S’informer, échanger, bousculer les certitudes sur des questions qui dérangent… Telle est l’ambition du Forum Européen de Bioéthique à Strasbourg. Au programme de cette quinzième édition, du 29 janvier au 1er février 2025 : la santé mentale.
En novembre dernier, sept familles françaises ont porté plainte contre la plateforme TikTok. Au cœur de leur combat se trouve un algorithme accusé de détériorer la santé mentale des enfants en leur proposant des contenus vidéo meurtriers, certains prônant le suicide ou la scarification. D’autres, normalisant certains troubles de l’alimentation. Parmi les enfants de ces familles, deux jeunes filles de 15 ans se sont suicidées, quatre ont tenté de mettre fin à leurs jours. Un dernier souffre d’anorexie mentale.
Cette action en justice est une première en France et met en lumière un sujet préoccupant : dans quel état est la santé mentale de nos enfants ? Ils seraient enfermés sur leurs écrans, de plus en plus incapables de communiquer et dépourvus de tout espoir dans un monde qui génère pour eux de l’anxiété. Les adultes comprennent-ils vraiment les enjeux de leurs préoccupations ? C’est autour de ces questions qu’une table ronde se tiendra à Strasbourg le 1er février.
-Une étude de l’Organisation mondiale de la santé (OMS) d’octobre 2024 révèle qu’à l’échelle mondiale, un jeune sur sept âgé de 10 à 19 ans souffre de troubles mentaux. Julie Rolling, pédopsychiatre aux Hôpitaux universitaires de Strasbourg, le souligne « Facteurs individuels, sociétaux et globaux liés à la mondialisation »ce qui peut conduire à ces problèmes. Responsable du secteur enfants, adolescents et famille du Centre régional de psychotraumatologie Grand Est, avec 6 000 consultations par an et 600 adolescents suivis, Julie Rolling constate une dette de sommeil qui s’est accrue depuis 2015, avec près de deux heures de sommeil en moins, due en grande partie à la consommation d’écran la nuit. “Le Covid a mis en lumière des problèmes relationnels, une peur sociale de l’autre”demande Maurice Corcos, psychiatre, psychanalyste. Egalement chef du service de psychiatrie de l’Institut Mutualiste Montsouris à Paris, il insiste sur le fait que les enfants sont le parent pauvre de l’hôpital et des soins : « Avec seulement 500 praticiens, la pédopsychiatrie reste l’une des spécialités les moins choisies par les étudiants »dit-il. Une véritable inquiétude pour Maurice Corcos car avec un nombre de praticiens divisé par deux en dix ans, les délais d’attente s’allongent entre six mois et un an pour se faire soigner. Et entre-temps, les problèmes peuvent parfois s’aggraver.

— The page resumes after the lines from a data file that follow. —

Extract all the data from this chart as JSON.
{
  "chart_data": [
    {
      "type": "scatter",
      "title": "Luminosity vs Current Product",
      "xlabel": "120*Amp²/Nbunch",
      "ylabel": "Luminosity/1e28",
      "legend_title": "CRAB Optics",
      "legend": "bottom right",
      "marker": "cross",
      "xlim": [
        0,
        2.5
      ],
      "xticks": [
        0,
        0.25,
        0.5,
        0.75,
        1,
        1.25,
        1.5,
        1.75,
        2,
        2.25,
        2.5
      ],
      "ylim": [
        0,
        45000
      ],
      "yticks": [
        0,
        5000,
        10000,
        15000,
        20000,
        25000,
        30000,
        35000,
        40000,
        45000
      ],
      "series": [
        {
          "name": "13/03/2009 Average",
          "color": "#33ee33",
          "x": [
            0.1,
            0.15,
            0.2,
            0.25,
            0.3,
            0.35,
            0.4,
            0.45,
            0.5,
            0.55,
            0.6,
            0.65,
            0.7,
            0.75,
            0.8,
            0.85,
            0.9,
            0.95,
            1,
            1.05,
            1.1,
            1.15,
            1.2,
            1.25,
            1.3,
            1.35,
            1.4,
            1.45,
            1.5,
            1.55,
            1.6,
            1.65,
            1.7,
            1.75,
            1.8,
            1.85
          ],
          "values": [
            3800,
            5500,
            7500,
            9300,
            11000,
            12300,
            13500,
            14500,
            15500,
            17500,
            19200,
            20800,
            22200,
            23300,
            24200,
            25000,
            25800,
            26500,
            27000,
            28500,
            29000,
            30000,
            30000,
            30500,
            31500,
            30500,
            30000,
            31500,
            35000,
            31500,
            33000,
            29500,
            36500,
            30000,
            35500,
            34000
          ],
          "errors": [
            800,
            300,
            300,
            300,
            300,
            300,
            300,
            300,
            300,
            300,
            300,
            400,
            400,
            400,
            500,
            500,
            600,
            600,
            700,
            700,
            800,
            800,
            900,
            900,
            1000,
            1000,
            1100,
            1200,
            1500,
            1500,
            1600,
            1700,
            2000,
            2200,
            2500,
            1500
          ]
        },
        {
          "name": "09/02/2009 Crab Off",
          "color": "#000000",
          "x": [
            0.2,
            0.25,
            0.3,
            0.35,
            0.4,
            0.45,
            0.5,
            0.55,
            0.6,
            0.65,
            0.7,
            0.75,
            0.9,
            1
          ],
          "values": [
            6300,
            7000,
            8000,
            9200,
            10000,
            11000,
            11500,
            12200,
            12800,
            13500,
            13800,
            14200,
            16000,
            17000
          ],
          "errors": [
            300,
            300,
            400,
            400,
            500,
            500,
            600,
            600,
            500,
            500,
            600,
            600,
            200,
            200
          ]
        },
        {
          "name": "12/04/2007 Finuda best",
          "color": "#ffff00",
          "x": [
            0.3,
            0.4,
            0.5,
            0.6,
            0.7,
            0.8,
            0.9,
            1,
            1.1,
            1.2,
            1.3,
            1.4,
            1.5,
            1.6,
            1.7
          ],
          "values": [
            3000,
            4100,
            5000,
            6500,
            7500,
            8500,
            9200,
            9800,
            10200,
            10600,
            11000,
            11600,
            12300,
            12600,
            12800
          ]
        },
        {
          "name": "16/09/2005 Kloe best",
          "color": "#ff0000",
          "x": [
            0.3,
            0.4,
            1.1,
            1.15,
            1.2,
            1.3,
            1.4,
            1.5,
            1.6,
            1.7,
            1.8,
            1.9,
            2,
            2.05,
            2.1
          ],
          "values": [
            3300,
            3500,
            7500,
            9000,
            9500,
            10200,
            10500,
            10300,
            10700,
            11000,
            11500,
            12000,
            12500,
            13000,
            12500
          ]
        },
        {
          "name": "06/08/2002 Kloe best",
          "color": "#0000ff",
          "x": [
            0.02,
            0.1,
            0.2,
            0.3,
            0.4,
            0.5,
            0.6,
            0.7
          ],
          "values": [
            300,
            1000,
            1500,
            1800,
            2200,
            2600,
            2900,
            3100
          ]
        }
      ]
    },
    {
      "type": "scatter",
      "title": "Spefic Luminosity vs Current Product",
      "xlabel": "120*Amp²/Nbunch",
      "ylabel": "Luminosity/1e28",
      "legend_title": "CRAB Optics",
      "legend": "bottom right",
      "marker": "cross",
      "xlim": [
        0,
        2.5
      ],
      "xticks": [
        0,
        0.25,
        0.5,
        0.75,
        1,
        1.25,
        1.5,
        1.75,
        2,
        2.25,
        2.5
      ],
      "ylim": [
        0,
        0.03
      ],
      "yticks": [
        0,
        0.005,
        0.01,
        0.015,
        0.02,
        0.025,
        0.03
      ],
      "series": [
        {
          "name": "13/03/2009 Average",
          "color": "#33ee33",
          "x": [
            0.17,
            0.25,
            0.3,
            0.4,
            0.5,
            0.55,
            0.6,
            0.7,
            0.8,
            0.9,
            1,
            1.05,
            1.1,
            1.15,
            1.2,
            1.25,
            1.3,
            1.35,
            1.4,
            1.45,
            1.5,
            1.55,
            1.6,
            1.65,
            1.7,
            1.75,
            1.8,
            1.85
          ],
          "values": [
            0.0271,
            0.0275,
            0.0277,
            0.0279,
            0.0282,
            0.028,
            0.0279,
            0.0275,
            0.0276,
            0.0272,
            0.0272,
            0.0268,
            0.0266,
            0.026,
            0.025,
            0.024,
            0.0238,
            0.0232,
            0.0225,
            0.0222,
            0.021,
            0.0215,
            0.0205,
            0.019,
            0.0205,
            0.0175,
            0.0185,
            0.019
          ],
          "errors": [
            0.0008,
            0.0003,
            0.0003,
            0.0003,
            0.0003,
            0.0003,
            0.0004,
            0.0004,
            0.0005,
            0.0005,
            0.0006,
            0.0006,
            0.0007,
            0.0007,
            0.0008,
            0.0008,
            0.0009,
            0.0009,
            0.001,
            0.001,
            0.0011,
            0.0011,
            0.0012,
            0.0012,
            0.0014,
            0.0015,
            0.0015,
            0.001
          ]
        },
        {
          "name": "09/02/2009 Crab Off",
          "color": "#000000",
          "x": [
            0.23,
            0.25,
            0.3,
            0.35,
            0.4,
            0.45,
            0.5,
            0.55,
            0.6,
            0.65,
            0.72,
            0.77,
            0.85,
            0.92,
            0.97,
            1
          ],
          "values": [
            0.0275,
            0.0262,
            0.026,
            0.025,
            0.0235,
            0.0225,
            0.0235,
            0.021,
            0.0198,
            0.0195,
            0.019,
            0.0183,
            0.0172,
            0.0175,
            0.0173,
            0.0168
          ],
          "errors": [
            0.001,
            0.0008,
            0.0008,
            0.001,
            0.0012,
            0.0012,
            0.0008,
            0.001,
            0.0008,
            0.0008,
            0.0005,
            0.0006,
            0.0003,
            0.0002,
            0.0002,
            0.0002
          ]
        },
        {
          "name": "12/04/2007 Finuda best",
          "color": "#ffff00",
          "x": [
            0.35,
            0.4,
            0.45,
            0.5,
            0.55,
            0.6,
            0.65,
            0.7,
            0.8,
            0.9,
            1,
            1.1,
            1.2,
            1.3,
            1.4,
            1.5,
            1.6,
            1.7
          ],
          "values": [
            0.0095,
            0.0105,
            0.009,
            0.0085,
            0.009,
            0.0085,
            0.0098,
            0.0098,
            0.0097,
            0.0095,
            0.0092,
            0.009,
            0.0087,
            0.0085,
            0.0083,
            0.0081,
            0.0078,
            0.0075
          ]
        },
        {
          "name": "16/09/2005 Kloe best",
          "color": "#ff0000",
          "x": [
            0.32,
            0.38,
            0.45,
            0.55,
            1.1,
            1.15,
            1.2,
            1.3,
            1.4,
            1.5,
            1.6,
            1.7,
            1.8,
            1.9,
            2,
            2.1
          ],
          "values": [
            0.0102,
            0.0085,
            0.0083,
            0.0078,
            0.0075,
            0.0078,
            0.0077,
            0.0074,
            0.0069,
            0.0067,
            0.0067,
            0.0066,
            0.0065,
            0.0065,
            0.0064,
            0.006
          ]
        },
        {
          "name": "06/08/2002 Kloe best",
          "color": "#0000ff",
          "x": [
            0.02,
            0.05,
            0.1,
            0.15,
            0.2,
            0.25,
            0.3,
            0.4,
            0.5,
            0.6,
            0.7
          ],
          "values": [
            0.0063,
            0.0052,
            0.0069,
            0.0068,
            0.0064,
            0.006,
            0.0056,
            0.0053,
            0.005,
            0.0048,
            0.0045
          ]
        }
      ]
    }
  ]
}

« On mesure une société à la manière dont elle accueille ceux qui n’y trouvent pas leur place »observe François Ansermet. À Genève, en Suisse, le psychanalyste et professeur honoraire de pédopsychiatrie est à l’origine de la Maison de l’Enfance, lancée en 2023. « Le lieu est ouvert sur la ville et intègre l’enfant à la vie de la société, avec des activités autour de la culture, des arts et des sciences »il explique. Pas enthousiaste à l’idée d’une approche « paternaliste »complètement négatif sur la santé mentale des enfants, François Ansermet préfère par exemple « éco-lucidité » plutôt que « éco-anxiété ». Les mots comptent… Serge Tisseron nuance sur le même thème : « Les jeunes sont certes déprimés, mais ils sont mobilisés ! Ils ne sont jamais autant investis dans les associations par exemple. Psychiatre et membre de l’Académie des Technologies, il rappelle qu’il “Tout n’est pas si mal sur Internet” : « Il y a aussi des YouTubeurs qui sont bons ! La Commission européenne le reconnaît : l’éducation par les pairs fonctionne bien, notamment sur les questions de santé chez les jeunes. ».